The Prime Minister has hardly communicated energy in the fight against Islamist extremism with his yo yoing holiday plans but it’s not his physical location that matters most -; it is the lack of a strong and clear plan to fight the battle in which we are engaged.
The ISIS killing spree targeting Christians, Yazidis and fellow Muslims, and the brutal horrific murder of American journalist James Foley should leave us in no doubt, if there was any in the first place, that we have to face up to the threat posed by the ideology which drives these actions.
The Prime Minister terms this a generational struggle. He is right about that. Yet he cannot bring himself to will the means to fight it because government decision making is imprisoned by the past, in particular by the invasion of Iraq in 2003 and by the Prime Minister’s immediate decision following last year’s Parliamentary vote on Syria to take the option of military intervention off the table.
Public opinion in both the UK and the US is war weary for understandable reasons. Many lives have been lost and many brave young servicemen and women have suffered life altering injuries as a result of long military campaigns in Afghanistan and Iraq. Yet opting out of this battle is neither possible nor in the end desirable because we have to defend our way of life, stand up for our freedoms and combat an ideology of mass murder based on a gross perversion of faith. We don’t have a choice about whether to engage in this fight. If we don’t go to it, it is coming to us.
In that regard, the government’s decision a couple of years ago to abolish Control Orders and give terror suspects in the UK new freedoms to move around the country and access the internet -; and to put a sunset clause on the weakened regime even if the threat level posed by the person had not changed -; now looks even more reckless and irresponsible than it did at the time.
The wrong analysis led to the wrong policy. The Government came to office believing that the laws of the land posed a threat to our liberty. But while security and liberty always have to be carefully balanced it is not the law of the land -; heavily scrutinised by parliament and the judiciary -; which poses a threat to our freedoms. That threat is posed by the ideology which saw James Foley beheaded on the internet and which would inspire the people who carried out this crime to target people in this country too.
It is estimated that hundreds of young British Muslims are in Syria or Iraq, fed a daily diet of hatred towards the democratic tolerance of the country in which they were born and which gave them much. But the values of their country are nowhere to be seen in what they are doing now. “Convert or die” could not be further removed from the spirit of a country like the UK where people are free to go to the mosque on Friday, others to the synagogue on Saturday, others to church on Sunday, or, as many choose, not to bother with organised religion at all.
Real as the threat is, there is an unwillingness which crosses boundaries of left and right to go beyond the delivery of aid to the victims as a response. British policy is gripped by a mood that says short of an invading army scaling the cliffs of Dover, because of our recent past, military intervention can’t be the answer and in any case is unlikely to be approved by Parliament or the public. This is reflected in the mantra repeated at the beginning of virtually every government statement in recent days that whatever happens there will not be boots on the ground.

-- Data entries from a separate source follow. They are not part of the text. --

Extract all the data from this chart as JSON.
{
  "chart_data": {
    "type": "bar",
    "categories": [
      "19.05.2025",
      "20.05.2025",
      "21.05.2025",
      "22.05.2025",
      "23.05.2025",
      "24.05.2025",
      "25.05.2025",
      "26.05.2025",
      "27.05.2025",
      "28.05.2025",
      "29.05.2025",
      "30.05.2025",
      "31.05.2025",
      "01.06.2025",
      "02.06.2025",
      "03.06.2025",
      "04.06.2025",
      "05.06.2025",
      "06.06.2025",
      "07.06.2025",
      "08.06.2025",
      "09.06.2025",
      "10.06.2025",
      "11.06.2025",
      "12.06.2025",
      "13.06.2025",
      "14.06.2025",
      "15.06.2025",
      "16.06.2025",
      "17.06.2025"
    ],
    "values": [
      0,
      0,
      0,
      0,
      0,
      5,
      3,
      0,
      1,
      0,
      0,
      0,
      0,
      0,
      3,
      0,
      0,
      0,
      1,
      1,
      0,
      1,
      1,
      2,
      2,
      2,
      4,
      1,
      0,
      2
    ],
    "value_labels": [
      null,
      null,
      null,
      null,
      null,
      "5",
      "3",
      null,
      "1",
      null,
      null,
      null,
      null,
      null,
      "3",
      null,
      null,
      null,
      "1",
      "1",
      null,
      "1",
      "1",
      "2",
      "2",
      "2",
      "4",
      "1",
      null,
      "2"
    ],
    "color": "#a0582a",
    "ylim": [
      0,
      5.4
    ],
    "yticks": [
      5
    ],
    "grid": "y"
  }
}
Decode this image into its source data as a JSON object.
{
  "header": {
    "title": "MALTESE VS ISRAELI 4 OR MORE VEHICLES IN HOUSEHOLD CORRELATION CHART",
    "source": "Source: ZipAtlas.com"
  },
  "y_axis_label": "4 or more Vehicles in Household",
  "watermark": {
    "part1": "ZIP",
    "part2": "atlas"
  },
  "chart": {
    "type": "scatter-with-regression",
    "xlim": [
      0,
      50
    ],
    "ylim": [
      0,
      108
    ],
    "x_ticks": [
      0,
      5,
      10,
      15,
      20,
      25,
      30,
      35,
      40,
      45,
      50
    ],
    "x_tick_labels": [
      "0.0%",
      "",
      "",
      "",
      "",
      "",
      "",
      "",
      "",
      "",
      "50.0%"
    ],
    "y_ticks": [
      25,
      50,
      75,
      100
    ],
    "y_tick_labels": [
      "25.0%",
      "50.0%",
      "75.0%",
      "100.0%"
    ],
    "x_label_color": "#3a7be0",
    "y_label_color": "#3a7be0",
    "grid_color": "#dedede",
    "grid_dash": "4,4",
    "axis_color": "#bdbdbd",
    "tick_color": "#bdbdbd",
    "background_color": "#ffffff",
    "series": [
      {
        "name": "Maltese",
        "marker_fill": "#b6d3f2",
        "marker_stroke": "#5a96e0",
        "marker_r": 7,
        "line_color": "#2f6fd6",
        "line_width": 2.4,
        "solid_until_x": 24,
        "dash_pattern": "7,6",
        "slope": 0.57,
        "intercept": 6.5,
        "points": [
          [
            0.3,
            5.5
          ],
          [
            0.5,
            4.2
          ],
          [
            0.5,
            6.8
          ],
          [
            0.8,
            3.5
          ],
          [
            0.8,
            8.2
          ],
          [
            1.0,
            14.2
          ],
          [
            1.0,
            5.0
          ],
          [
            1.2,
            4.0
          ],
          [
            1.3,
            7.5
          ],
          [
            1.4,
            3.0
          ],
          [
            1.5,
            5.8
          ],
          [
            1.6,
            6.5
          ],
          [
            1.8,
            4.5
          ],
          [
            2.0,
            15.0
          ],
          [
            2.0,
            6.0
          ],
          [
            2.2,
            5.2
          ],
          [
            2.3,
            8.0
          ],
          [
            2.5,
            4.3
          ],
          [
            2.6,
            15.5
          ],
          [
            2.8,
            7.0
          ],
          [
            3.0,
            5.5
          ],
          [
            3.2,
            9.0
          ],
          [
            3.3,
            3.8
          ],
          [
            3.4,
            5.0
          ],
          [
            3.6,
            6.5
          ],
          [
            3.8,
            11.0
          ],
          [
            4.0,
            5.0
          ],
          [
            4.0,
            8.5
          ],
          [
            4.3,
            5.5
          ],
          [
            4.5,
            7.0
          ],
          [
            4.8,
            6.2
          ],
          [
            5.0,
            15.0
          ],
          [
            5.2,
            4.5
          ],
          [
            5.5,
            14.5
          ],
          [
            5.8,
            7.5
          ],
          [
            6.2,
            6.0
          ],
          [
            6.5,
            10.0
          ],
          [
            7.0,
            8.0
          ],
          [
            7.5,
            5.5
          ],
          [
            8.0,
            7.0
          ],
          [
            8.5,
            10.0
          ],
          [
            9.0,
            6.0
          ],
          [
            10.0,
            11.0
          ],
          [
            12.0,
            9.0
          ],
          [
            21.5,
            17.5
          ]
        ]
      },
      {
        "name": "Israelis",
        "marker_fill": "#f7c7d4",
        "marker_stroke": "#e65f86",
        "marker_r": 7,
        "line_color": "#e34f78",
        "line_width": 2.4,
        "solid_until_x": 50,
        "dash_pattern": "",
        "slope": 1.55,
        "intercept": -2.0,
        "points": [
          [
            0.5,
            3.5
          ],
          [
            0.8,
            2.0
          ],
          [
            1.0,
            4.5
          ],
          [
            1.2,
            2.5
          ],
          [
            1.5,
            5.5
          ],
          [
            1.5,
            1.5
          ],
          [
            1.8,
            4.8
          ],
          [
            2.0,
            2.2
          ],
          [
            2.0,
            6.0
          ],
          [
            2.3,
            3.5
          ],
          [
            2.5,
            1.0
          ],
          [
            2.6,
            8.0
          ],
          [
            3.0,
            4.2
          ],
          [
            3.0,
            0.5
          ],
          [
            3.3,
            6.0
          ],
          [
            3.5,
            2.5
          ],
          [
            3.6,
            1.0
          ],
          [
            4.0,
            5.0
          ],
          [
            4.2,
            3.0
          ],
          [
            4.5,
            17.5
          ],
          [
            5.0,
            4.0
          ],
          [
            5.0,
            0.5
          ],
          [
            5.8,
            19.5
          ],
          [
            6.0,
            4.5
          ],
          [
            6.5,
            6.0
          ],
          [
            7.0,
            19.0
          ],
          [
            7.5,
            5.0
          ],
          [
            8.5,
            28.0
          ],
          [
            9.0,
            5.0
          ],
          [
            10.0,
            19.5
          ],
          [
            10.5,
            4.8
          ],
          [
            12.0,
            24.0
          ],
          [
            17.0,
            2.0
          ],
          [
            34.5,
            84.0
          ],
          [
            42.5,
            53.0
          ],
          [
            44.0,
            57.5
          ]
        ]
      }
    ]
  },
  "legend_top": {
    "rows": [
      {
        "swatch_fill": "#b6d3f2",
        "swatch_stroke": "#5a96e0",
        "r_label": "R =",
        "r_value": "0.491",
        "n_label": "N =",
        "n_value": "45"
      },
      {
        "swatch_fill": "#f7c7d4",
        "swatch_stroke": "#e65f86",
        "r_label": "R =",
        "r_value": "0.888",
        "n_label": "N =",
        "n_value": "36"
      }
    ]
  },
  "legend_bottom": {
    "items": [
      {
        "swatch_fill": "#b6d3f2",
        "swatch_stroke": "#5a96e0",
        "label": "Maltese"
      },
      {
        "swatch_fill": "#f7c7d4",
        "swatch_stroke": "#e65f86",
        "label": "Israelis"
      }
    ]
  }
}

This is informed by the notion that somehow what we do governs what the jihadists do. But the extremism that drives what we are seeing has its own agenda, outwith any policy the West has. September 11th happened two years before the invasion of Iraq. There has been no Western military intervention in Syria yet that is where the virulent extremism that drives ISIS is strongest. It’s not always about us. But it does affect us and threaten us and that is why we must understand and respond.
We cannot define the struggle we are in and then not will the means to fight it. We have to loosen the grip of the mood that is imprisoning our policy and free ourselves to use every means at our disposal to fight the extremism that drives ISIS -; both domestically and internationally. To do so does not mean there will be a repeat of the Iraq invasion of 2003 but ruling options out or refusing to reconsider domestic mistakes in legislative change is inhibiting us in responding to the threat we face.
Humanitarian help for those driven from their homes by the newly declared Islamic State is certainly essential. And the UK is rightly proud of its record in this arena. But bottles of water and tents alone are not enough for those staring down the barrel of a gun.
It is time to close the gap between analysis of the problem and equipping ourselves to deal with it. This gap is created by fear that the Iraq war and last year’s decision on Syria means anything more than aid for the victims of ISIS must be off the table. But we have to stop looking back and match what is happening here and now with both the resolve and the means to combat it.